Garble gazed at Spike, a smile creeping up on his features as happiness overtook his every thought. Finally, after months of stressful strain of mind and body, Garble and his gang were able to receive a reliever for all those times the ancient dragons just couldn’t understand their teenage angst. His eyes glistened with hope as a squeaking began to form on his throat, slowly rising up to-

“All I need is your ID.” Spike informed, then he heard what sounded like something breaking in a millions tiny pieces. From his experience, he could safely assume they were dreams breaking. But whose were they? It sounded near him. Is Twilight home or something?

Garble broke from his excited expression to stare at Spike, the red dragon brimming with tears visible from the corners. “W-wh-what did y-you say, Sp-pike?” he was barely able to utter silently.

Spike concerned over Garble as he approached him cautiously with an incredulous gaze. “Are… are you okay, Garble?”

“YES MY NAME IS GARBLE!” he blurted out, making Spike retract in surprise.

“That’s… I didn’t ask that,”

“I mean, um, uh…” he grew silent, losing a stare contest with Spike as he tried to blink back the tears.
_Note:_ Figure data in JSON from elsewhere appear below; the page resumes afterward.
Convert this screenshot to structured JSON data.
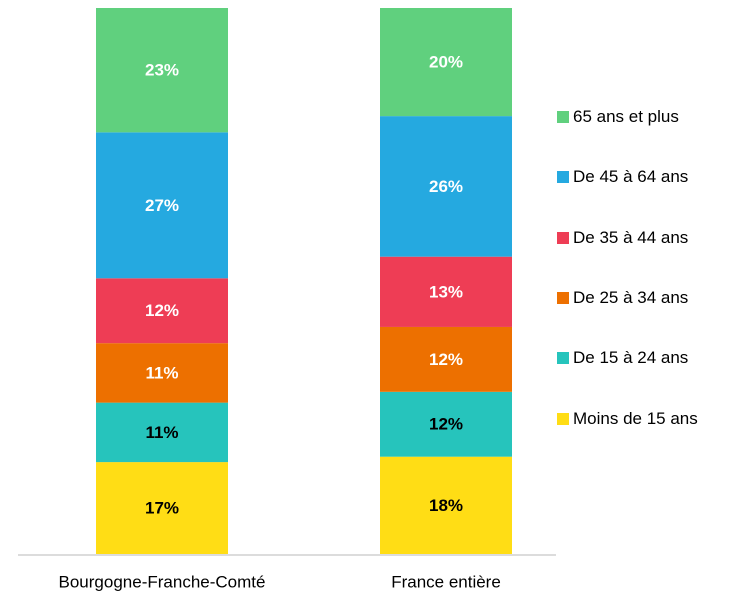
{
  "chart_data": {
    "type": "stacked_bar",
    "categories": [
      "Bourgogne-Franche-Comté",
      "France entière"
    ],
    "series": [
      {
        "name": "Moins de 15 ans",
        "color": "#FFDD15",
        "label_color": "#000000",
        "values": [
          17,
          18
        ],
        "value_labels": [
          "17%",
          "18%"
        ]
      },
      {
        "name": "De 15 à 24 ans",
        "color": "#26C4BC",
        "label_color": "#000000",
        "values": [
          11,
          12
        ],
        "value_labels": [
          "11%",
          "12%"
        ]
      },
      {
        "name": "De 25 à 34 ans",
        "color": "#ED7000",
        "label_color": "#ffffff",
        "values": [
          11,
          12
        ],
        "value_labels": [
          "11%",
          "12%"
        ]
      },
      {
        "name": "De 35 à 44 ans",
        "color": "#EE3D55",
        "label_color": "#ffffff",
        "values": [
          12,
          13
        ],
        "value_labels": [
          "12%",
          "13%"
        ]
      },
      {
        "name": "De 45 à 64 ans",
        "color": "#25A9E0",
        "label_color": "#ffffff",
        "values": [
          27,
          26
        ],
        "value_labels": [
          "27%",
          "26%"
        ]
      },
      {
        "name": "65 ans et plus",
        "color": "#60D07E",
        "label_color": "#ffffff",
        "values": [
          23,
          20
        ],
        "value_labels": [
          "23%",
          "20%"
        ]
      }
    ],
    "legend": "right"
  }
}
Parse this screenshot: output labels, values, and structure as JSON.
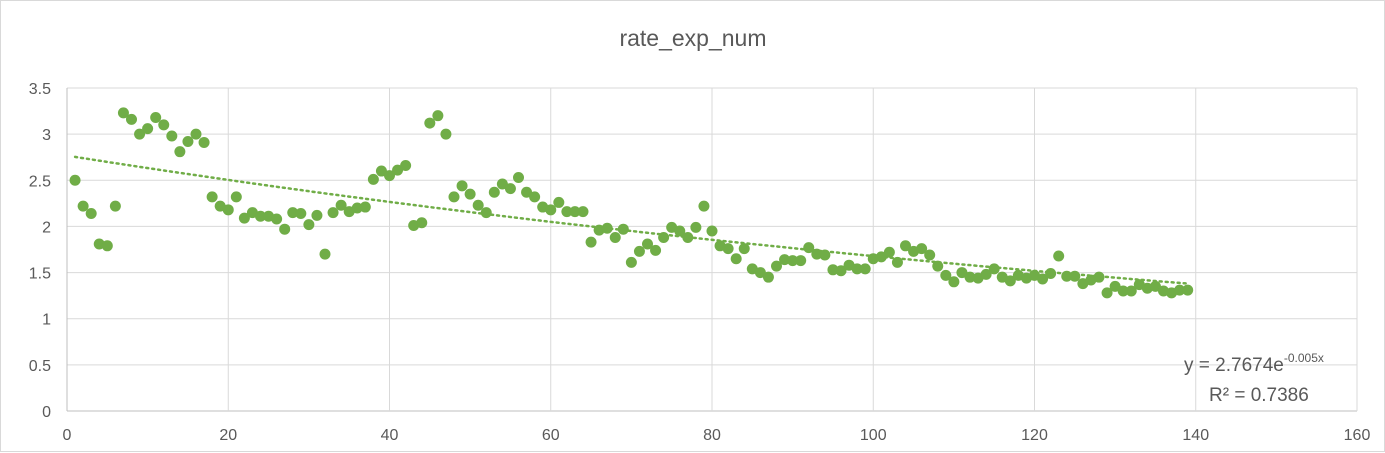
{
  "chart_data": {
    "type": "scatter",
    "title": "rate_exp_num",
    "xlim": [
      0,
      160
    ],
    "ylim": [
      0,
      3.5
    ],
    "x_ticks": [
      "0",
      "20",
      "40",
      "60",
      "80",
      "100",
      "120",
      "140",
      "160"
    ],
    "y_ticks": [
      "0",
      "0.5",
      "1",
      "1.5",
      "2",
      "2.5",
      "3",
      "3.5"
    ],
    "grid": true,
    "marker_color": "#70ad47",
    "trendline_color": "#70ad47",
    "trendline": {
      "type": "exponential",
      "a": 2.7674,
      "b": -0.005,
      "equation_prefix": "y = 2.7674e",
      "equation_exponent": "-0.005x",
      "r_squared_text": "R² = 0.7386"
    },
    "series": [
      {
        "x": [
          1,
          2,
          3,
          4,
          5,
          6,
          7,
          8,
          9,
          10,
          11,
          12,
          13,
          14,
          15,
          16,
          17,
          18,
          19,
          20,
          21,
          22,
          23,
          24,
          25,
          26,
          27,
          28,
          29,
          30,
          31,
          32,
          33,
          34,
          35,
          36,
          37,
          38,
          39,
          40,
          41,
          42,
          43,
          44,
          45,
          46,
          47,
          48,
          49,
          50,
          51,
          52,
          53,
          54,
          55,
          56,
          57,
          58,
          59,
          60,
          61,
          62,
          63,
          64,
          65,
          66,
          67,
          68,
          69,
          70,
          71,
          72,
          73,
          74,
          75,
          76,
          77,
          78,
          79,
          80,
          81,
          82,
          83,
          84,
          85,
          86,
          87,
          88,
          89,
          90,
          91,
          92,
          93,
          94,
          95,
          96,
          97,
          98,
          99,
          100,
          101,
          102,
          103,
          104,
          105,
          106,
          107,
          108,
          109,
          110,
          111,
          112,
          113,
          114,
          115,
          116,
          117,
          118,
          119,
          120,
          121,
          122,
          123,
          124,
          125,
          126,
          127,
          128,
          129,
          130,
          131,
          132,
          133,
          134,
          135,
          136,
          137,
          138,
          139
        ],
        "y": [
          2.5,
          2.22,
          2.14,
          1.81,
          1.79,
          2.22,
          3.23,
          3.16,
          3.0,
          3.06,
          3.18,
          3.1,
          2.98,
          2.81,
          2.92,
          3.0,
          2.91,
          2.32,
          2.22,
          2.18,
          2.32,
          2.09,
          2.15,
          2.11,
          2.11,
          2.08,
          1.97,
          2.15,
          2.14,
          2.02,
          2.12,
          1.7,
          2.15,
          2.23,
          2.16,
          2.2,
          2.21,
          2.51,
          2.6,
          2.55,
          2.61,
          2.66,
          2.01,
          2.04,
          3.12,
          3.2,
          3.0,
          2.32,
          2.44,
          2.35,
          2.23,
          2.15,
          2.37,
          2.46,
          2.41,
          2.53,
          2.37,
          2.32,
          2.21,
          2.18,
          2.26,
          2.16,
          2.16,
          2.16,
          1.83,
          1.96,
          1.98,
          1.88,
          1.97,
          1.61,
          1.73,
          1.81,
          1.74,
          1.88,
          1.99,
          1.95,
          1.88,
          1.99,
          2.22,
          1.95,
          1.79,
          1.76,
          1.65,
          1.76,
          1.54,
          1.5,
          1.45,
          1.57,
          1.64,
          1.63,
          1.63,
          1.77,
          1.7,
          1.69,
          1.53,
          1.52,
          1.58,
          1.54,
          1.54,
          1.65,
          1.67,
          1.72,
          1.61,
          1.79,
          1.73,
          1.76,
          1.69,
          1.57,
          1.47,
          1.4,
          1.5,
          1.45,
          1.44,
          1.48,
          1.54,
          1.45,
          1.41,
          1.47,
          1.44,
          1.47,
          1.43,
          1.49,
          1.68,
          1.46,
          1.46,
          1.38,
          1.42,
          1.45,
          1.28,
          1.35,
          1.3,
          1.3,
          1.37,
          1.33,
          1.35,
          1.3,
          1.28,
          1.31,
          1.31
        ]
      }
    ]
  }
}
Frustrated, he clenched his fist, opening his wings causing his jacket to be ripped. “This is the fifth time it happens,” he took a flight, going off in the opposite direction of the purle drake. “I hate that.”

Spike witnessed the whole incident, the confusion more evident now than it was before. “He must’ve been in a hurry,” he turned back to the library, intended to put an end to the mess. Honestly, what kind of dragon cries over chamomile tea? he shook his head as he closed the door. This day makes no sense.